RandomForestClassifier(bootstrap=True, class_weight=None, criterion='gini',
            max_depth=None, max_features='auto', max_leaf_nodes=None,
            min_impurity_split=1e-07, min_samples_leaf=1,
            min_samples_split=2, min_weight_fraction_leaf=0.0,
            n_estimators=10, n_jobs=1, oob_score=False, random_state=None,
            verbose=0, warm_start=False)

In [None]:
predictionsRF = rF.predict(X_test)

print(classification_report(Y_test,predictionsRF, target_names=target_names))

Hey! Slightly better. Even with default params it outperforms the MLP model and trainNNs from above.

# Results

Here are a few graphs of the results, which are printed above in a less pretty format

In [None]:
import matplotlib.pyplot as plt
plt.hist(predictionsRF)
plt.hist(Y_test)

plt.show()

In [None]:
import matplotlib.pyplot as plt
plt.hist(predictions)
plt.hist(Y_test)

plt.show()

In [None]:
plt.subplot()
plt.plot(mlp.loss_curve_)
plt.show()

I want to try a test with just one dataset to see if the differences between the 4 sets is causing an issue with predicting a result

In [None]:
clevelandData = createBigDataSet(['processed.cleveland.data.csv'])
clevelandData['Diagnosis'] = clevelandData['Diagnosis'].replace(2, 1).replace(3, 1).replace(4, 1)

X_clev = clevelandData.drop('Diagnosis', axis=1)
Y_clev = clevelandData['Diagnosis']

X_train_c, X_test_c, Y_train_c, Y_test_c = train_test_split(X_clev, Y_clev)
mlpC = MLPClassifier(hidden_layer_sizes=(10, 10, 10, 10, 10),max_iter=20000)
mlpC.fit(X_train_c,Y_train_c)

In [None]:
predictions = mlpC.predict(X_test_c)
target_names = ['No heart disease', 'Heart disease present']
print(classification_report(Y_test_c,predictions, target_names=target_names))

Not much better - I think this can confirm that I at least accounted for differences in the datasets I was combining.

# Conclusion

Using sklearn was pretty handy. That plus pandas opens a lot of options for how to work with data since I didn't have to think about it so hard. Even though there seems to be a lot of effor put into these libraries, I was still a little disillusioned by the difficulty in finding a good dataset, and parseing it.

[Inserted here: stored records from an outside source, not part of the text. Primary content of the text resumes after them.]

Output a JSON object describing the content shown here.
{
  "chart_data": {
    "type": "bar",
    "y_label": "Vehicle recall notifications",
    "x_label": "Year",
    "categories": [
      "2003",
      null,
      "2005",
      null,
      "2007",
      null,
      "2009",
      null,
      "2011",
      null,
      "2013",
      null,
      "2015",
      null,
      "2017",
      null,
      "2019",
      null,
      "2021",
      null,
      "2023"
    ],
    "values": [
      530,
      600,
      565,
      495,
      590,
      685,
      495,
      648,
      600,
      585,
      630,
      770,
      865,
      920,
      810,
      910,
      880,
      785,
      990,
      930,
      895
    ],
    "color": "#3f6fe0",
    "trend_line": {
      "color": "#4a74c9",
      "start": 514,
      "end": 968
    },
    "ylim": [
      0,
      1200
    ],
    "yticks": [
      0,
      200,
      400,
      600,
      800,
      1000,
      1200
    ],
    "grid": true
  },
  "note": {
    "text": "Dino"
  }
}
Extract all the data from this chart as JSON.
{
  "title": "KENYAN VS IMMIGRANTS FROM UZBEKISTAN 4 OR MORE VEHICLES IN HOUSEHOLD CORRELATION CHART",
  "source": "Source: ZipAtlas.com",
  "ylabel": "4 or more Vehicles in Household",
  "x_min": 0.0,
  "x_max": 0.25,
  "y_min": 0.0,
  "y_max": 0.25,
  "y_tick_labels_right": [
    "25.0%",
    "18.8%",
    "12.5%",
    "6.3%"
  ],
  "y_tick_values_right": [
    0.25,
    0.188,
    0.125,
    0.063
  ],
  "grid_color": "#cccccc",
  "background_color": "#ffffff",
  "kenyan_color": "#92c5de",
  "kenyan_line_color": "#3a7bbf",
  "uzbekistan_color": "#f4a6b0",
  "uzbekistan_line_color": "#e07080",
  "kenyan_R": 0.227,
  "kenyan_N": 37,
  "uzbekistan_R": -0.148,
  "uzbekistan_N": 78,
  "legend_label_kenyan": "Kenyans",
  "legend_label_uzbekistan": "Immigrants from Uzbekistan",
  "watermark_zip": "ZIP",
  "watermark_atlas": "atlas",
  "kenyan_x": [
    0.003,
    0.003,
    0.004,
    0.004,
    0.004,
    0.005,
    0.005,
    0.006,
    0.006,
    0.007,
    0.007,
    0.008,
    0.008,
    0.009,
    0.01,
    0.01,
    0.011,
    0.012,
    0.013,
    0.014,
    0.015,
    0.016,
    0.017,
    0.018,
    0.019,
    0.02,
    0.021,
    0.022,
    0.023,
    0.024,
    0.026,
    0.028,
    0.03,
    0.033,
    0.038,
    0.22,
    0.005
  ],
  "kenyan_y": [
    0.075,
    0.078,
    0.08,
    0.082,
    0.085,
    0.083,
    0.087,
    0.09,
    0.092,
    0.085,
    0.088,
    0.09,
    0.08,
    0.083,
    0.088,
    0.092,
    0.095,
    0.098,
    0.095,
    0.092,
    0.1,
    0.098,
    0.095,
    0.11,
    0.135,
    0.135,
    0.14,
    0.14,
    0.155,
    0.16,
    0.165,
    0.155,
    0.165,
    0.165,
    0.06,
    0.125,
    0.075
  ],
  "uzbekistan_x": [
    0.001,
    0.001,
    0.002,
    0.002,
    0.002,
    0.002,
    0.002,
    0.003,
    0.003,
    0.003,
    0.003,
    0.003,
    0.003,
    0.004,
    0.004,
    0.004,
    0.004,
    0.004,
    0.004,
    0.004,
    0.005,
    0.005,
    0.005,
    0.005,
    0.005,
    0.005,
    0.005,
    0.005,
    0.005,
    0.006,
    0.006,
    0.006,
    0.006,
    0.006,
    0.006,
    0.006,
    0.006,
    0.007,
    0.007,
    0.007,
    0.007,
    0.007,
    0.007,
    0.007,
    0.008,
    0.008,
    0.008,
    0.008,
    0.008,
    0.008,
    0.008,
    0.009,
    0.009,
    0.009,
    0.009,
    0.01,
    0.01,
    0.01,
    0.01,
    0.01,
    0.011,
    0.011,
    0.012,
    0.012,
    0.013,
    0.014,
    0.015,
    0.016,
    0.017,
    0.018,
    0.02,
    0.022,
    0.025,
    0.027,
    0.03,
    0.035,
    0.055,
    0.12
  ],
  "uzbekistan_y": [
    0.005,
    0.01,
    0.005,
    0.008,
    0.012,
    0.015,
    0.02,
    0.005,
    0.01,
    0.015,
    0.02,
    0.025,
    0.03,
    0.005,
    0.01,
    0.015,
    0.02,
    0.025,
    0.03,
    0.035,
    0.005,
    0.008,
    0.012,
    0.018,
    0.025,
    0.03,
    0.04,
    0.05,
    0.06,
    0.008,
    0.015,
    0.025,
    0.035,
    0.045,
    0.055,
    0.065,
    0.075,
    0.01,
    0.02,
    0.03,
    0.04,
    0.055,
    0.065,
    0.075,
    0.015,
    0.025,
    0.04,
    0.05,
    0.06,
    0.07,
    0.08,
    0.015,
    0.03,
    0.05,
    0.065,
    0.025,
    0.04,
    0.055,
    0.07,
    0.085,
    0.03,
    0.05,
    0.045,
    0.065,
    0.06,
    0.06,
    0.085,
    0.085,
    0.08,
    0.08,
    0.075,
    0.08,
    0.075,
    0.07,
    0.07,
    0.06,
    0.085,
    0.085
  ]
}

Random Forest did seem to perform better, and I am interested in learning more about it and why that is beyond just using it as a method call. Even with Random Forest and sklearn, the results were not very accurate. And `TrainNNs` had very bad accuracy. I don't know if this is because of some indicators that should be removed as unhelpful, or if these attributes showed low correlation to heart disease.

Issues: I had a lot of problems debugging and figuring out what results meant. If they were wrong, I wasn't really sure how to fix it or why. I could step through certain bugs (like figuring out some of the data was strings, some floats), but the results were sort of black-box to me. Definitely an area I aim to improve upon. I am also planning to work on the data visualization side of the equation - figuring out the best model to display data (and also, learning to use matplotlib better).

Future work: I wanted to see which values had the highest impact on the results, but ran out of time. I hope to add to this notebook with those properties in the future. I also hoped to use another library like Google's TensorFlow but was unable to quickly get something up and running with that library. It seems very powerful, but very complicated.

I will be taking more AI courses through CSU. I really enjoyed this one! Thanks so much!

## References

- Professor Chuck Anderson. Colorado State University [http://www.cs.colostate.edu/~anderson/wp/](http://www.cs.colostate.edu/~anderson/wp/)
- Russell and Norvig, 2014 Stuart Russell and Peter Norvig, [Artificial Intelligence: A Modern Approach](http://aima.cs.berkeley.edu/), Publisher. 2014.
- UCI Machine learning reposity. Data from 4 different principal investigators:
       1. Hungarian Institute of Cardiology. Budapest: Andras Janosi, M.D.
       2. University Hospital, Zurich, Switzerland: William Steinbrunn, M.D.
       3. University Hospital, Basel, Switzerland: Matthias Pfisterer, M.D.
       4. V.A. Medical Center, Long Beach and Cleveland Clinic Foundation: Robert Detrano, M.D., Ph.D.